I mentioned our geographical position, earlier. We are neither London nor Birmingham, instead stuck midway between the two. We have a railway, of course, but off the main line. The reasons are varied but again down to stubbornness. You either believe the gradients too steep for Victorians to tackle (hmm) or the sadly more obvious one of Northamptonians refusing the construction of a direct link to London on their land.
We are a large town, very large. One of the largest towns in England, yet we have been denied or turned down city status more times than I can remember. It leaves us all a bit confused. We still blame our historical stubbornness to the Crown for this anomaly, who have yet to approve and sign off our city status. I doubt this’ll change any time soon. .This may have saved the town during World War 2 as we were rarely bombed. I believe the Zeppelin raids of World War One killed people in St James but we suffered no deaths from enemy bombing some 25 years later. The only aircraft to crash in town was an allied bomber, crippled from a raid, falling into the heart of Northampton, ironically just missing the statue of Charles II on top of the church I spoke of earlier. Bullet holes from exploding ammunition cases can still be seen high on the sides of All Saints.
Northampton has grown rapidly in the last 68 years since the war has ended. We were the fastest growing town in Europe in the 1970’s. We are no longer. We were the centre of the boot and shoe trade in this country a few decades before and after the war. We are no longer, though Crockett & Jones and Church’s shoes are still some of the most highly prized footwear in the world.

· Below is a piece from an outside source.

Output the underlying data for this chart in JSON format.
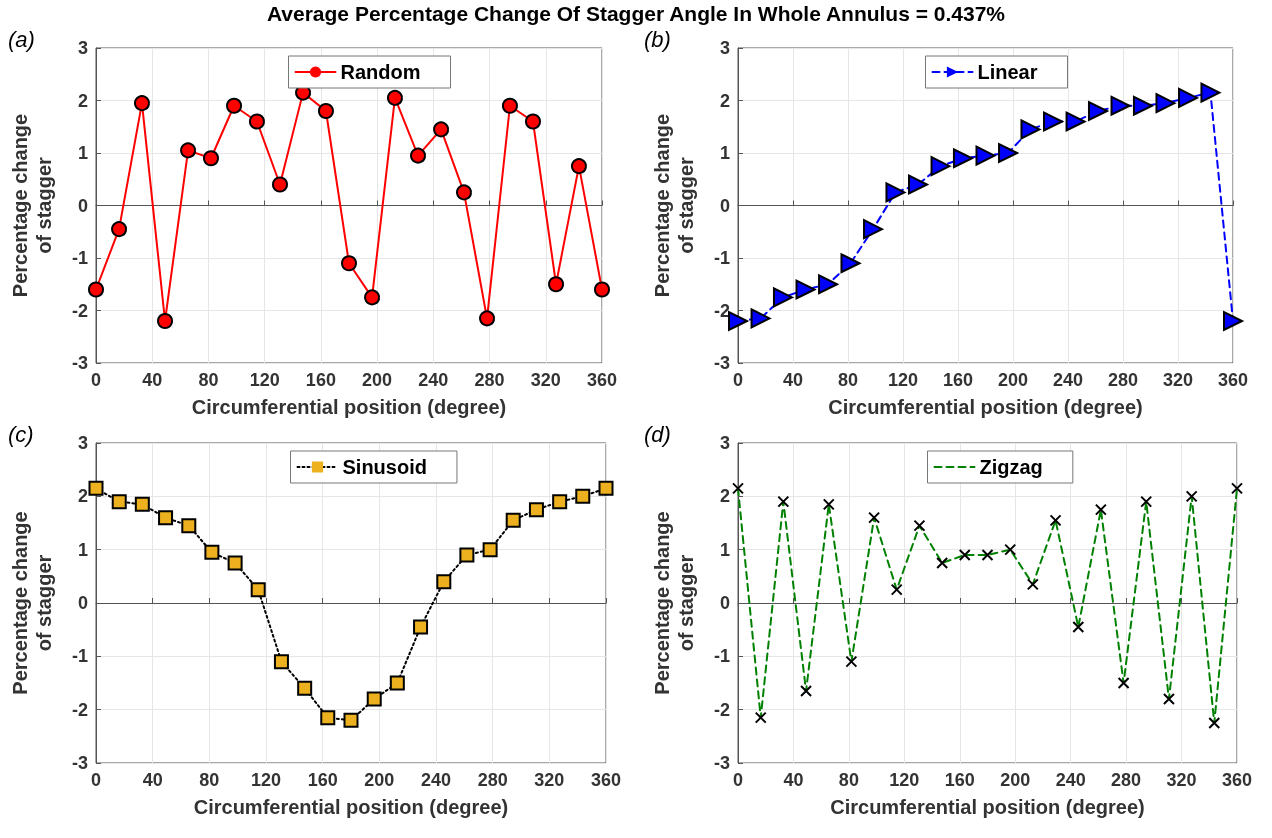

I haven’t even touched on the only assassinated British Prime Minister being another Northampton MP, a Kings love for his dead Queen and the 720 year old statue that has stood as a mark of his sorrow ever since, the tunnels that criss-cross the subterranean town centre and the guy who co-discovered DNA being a Northamptonian. We also lay claim to the last Doctor Who, Matt Smith, a local lad. His Tardis is bigger on the inside than the out. Now that’s confusing.